24 July 2014 – Thursday: Yaroslavl

Approaching our destination we see many beautiful old buildings and churches on the banks o the river.  We are visiting the city of Yaroslavl.  Founded in 1010, the UNESCO world Heritage Site contains one of the most beautiful early churches.  The Church of Elijah the Prophet has one of the most decorated interiors in all of Russia.  The original interior paintings, frescoes and icons are breathtakingly beautiful.  The nearby old Governors Palace, now a museum house many excellent paintings by Russian Masters.



All the Best,

Wayne & Dianne


Posted in travel | Comments Off

23 July 2014 – Wednesday: Kirillo-Belozersky Monastery

We continue sailing this morning towards our next port-of-call.  There is a lecture on Russian History as we cruise the river.  We dock at Kuzino where Viking has built a replica of an early Viking fort.  We are entertained with a tongue-in-cheek historical skit before going to the Kirillo-Belozersky Monastery.  The monastery is the largest Orthodox Monastery in Europe.  The wall around the monastery is 3.5 miles in length.  At it’s peak it housed 300 monks and 300 soldiers, acting as both a monastery and a fort.  The monastery contains the largest collection of original 16th century Icons in Russia.  We also visit a local school.  Later tonight there will be a vodka tasting on board.



All the Best,

Wayne & Dianne


Posted in travel | Comments Off

22 July 2014 – Tuesday: Kizhi Island

The northern most point on our journey Kizhi is only a few degrees south of the Arctic Circle.  Located on Lake Onega, the second largest lake in Europe.  The Island’s settlements and churches date back to the 15th century.  Most of the buildings on the island were brought here for preservation.  It is an open air museum containing over 80 historical wooden structures.  Among the buildings are two 18th century onion domed churches constructed entirely of wood.  The Transfiguration Church has 22 domes and the Intercession Church has 9.  The remainder of the day we are sailing towards our next port of call.  This afternoon we enjoyed a presentation on the Romanovs.  This evening was the coctail party for the Viking Explorer Society (repeat Viking cruisers).



All the Best,

Wayne & Dianne


Posted in travel | Comments Off

21 July 2014 – Monday: Mandrogi

We start the day leisurely with lectures on board about Russian food culture and what to look for in gifts and typical souvenirs.  After lunch we arrive in Mandrogi.  This is an artificial village, a grouping of several old traditional buildings that have been brought here from various locations.  The buildings are old homes, shops, farm buildings and windmills.  The buildings housed craftsman and gift shops.  Mandrogi was built buy and enterprising Russian as a tourist stop for Russian travelers.  Back on board the chef had a fun presentation on how to make “pelmeni” a Russian filled dumpling.  It’s similar to raviloli or Chinese dumplings.



All the Best,

Wayne & Dianne


Posted in travel | Comments Off

20 July 2014 – Sunday: St.

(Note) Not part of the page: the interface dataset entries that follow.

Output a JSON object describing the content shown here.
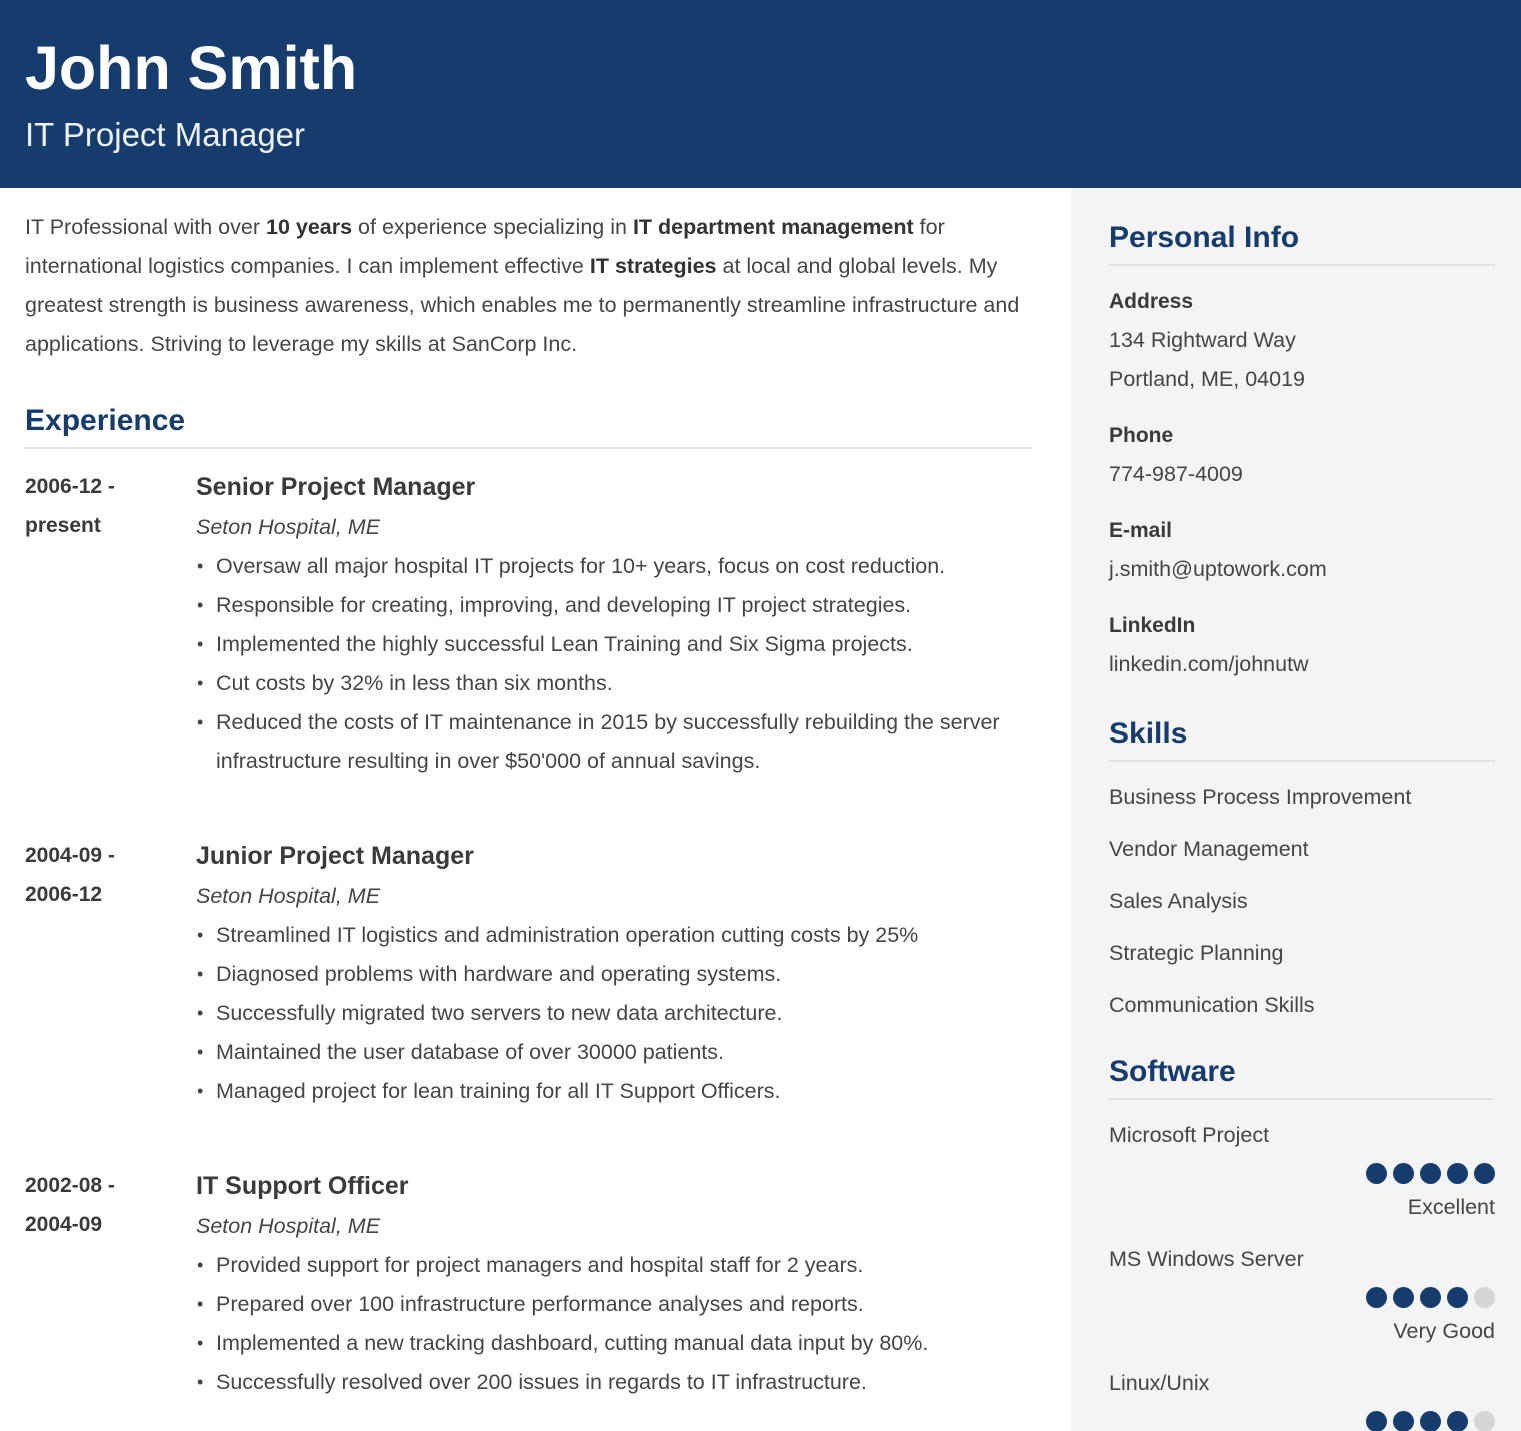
{
  "header": {
    "name": "John Smith",
    "title": "IT Project Manager"
  },
  "colors": {
    "accent": "#163c6e",
    "sidebar_bg": "#f4f4f4",
    "dot_off": "#d6d6d6"
  },
  "summary": {
    "parts": [
      {
        "t": "IT Professional with over ",
        "b": false
      },
      {
        "t": "10 years",
        "b": true
      },
      {
        "t": " of experience specializing in ",
        "b": false
      },
      {
        "t": "IT department management",
        "b": true
      },
      {
        "t": " for international logistics companies. I can implement effective ",
        "b": false
      },
      {
        "t": "IT strategies",
        "b": true
      },
      {
        "t": " at local and global levels. My greatest strength is business awareness, which enables me to permanently streamline infrastructure and applications. Striving to leverage my skills at SanCorp Inc.",
        "b": false
      }
    ]
  },
  "experience": {
    "title": "Experience",
    "jobs": [
      {
        "date_start": "2006-12 -",
        "date_end": "present",
        "role": "Senior Project Manager",
        "company": "Seton Hospital, ME",
        "bullets": [
          "Oversaw all major hospital IT projects for 10+ years, focus on cost reduction.",
          "Responsible for creating, improving, and developing IT project strategies.",
          "Implemented the highly successful Lean Training and Six Sigma projects.",
          "Cut costs by 32% in less than six months.",
          "Reduced the costs of IT maintenance in 2015 by successfully rebuilding the server infrastructure resulting in over $50'000 of annual savings."
        ]
      },
      {
        "date_start": "2004-09 -",
        "date_end": "2006-12",
        "role": "Junior Project Manager",
        "company": "Seton Hospital, ME",
        "bullets": [
          "Streamlined IT logistics and administration operation cutting costs by 25%",
          "Diagnosed problems with hardware and operating systems.",
          "Successfully migrated two servers to new data architecture.",
          "Maintained the user database of over 30000 patients.",
          "Managed project for lean training for all IT Support Officers."
        ]
      },
      {
        "date_start": "2002-08 -",
        "date_end": "2004-09",
        "role": "IT Support Officer",
        "company": "Seton Hospital, ME",
        "bullets": [
          "Provided support for project managers and hospital staff for 2 years.",
          "Prepared over 100 infrastructure performance analyses and reports.",
          "Implemented a new tracking dashboard, cutting manual data input by 80%.",
          "Successfully resolved over 200 issues in regards to IT infrastructure."
        ]
      }
    ]
  },
  "personal_info": {
    "title": "Personal Info",
    "items": [
      {
        "label": "Address",
        "values": [
          "134 Rightward Way",
          "Portland, ME, 04019"
        ]
      },
      {
        "label": "Phone",
        "values": [
          "774-987-4009"
        ]
      },
      {
        "label": "E-mail",
        "values": [
          "j.smith@uptowork.com"
        ]
      },
      {
        "label": "LinkedIn",
        "values": [
          "linkedin.com/johnutw"
        ]
      }
    ]
  },
  "skills": {
    "title": "Skills",
    "items": [
      "Business Process Improvement",
      "Vendor Management",
      "Sales Analysis",
      "Strategic Planning",
      "Communication Skills"
    ]
  },
  "software": {
    "title": "Software",
    "items": [
      {
        "name": "Microsoft Project",
        "rating": 5,
        "max": 5,
        "level": "Excellent"
      },
      {
        "name": "MS Windows Server",
        "rating": 4,
        "max": 5,
        "level": "Very Good"
      },
      {
        "name": "Linux/Unix",
        "rating": 4,
        "max": 5,
        "level": ""
      }
    ]
  }
}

Petersburg

This morning was free time or optional tours.  We opted for the free time.  We took a short walk with some new found friends to a small convenience market not too far from the River Boat Port.  It was interesting to see how grocery items were displayed and sold.  After lunch we went with a small group to visit a Kommunalka.  About 7% of the population still live in these Solviet era communal apartments.  Each family has one room in which they live.  The kitchen, bath and toilet are common ereas shared by all.  The Kummunalka we visit had only four families living in it, some have as many as seven.  This evening is the Captain’s welcome coctail party before dinner.  Our ship casts off during the coctail party to cruise overnight to our next port.  Here it is 10:15pm and it’s still daylight.  As we enter lake Ladoga we pass the small island occupied by Schlusselburg Fort.  Thus ends another day.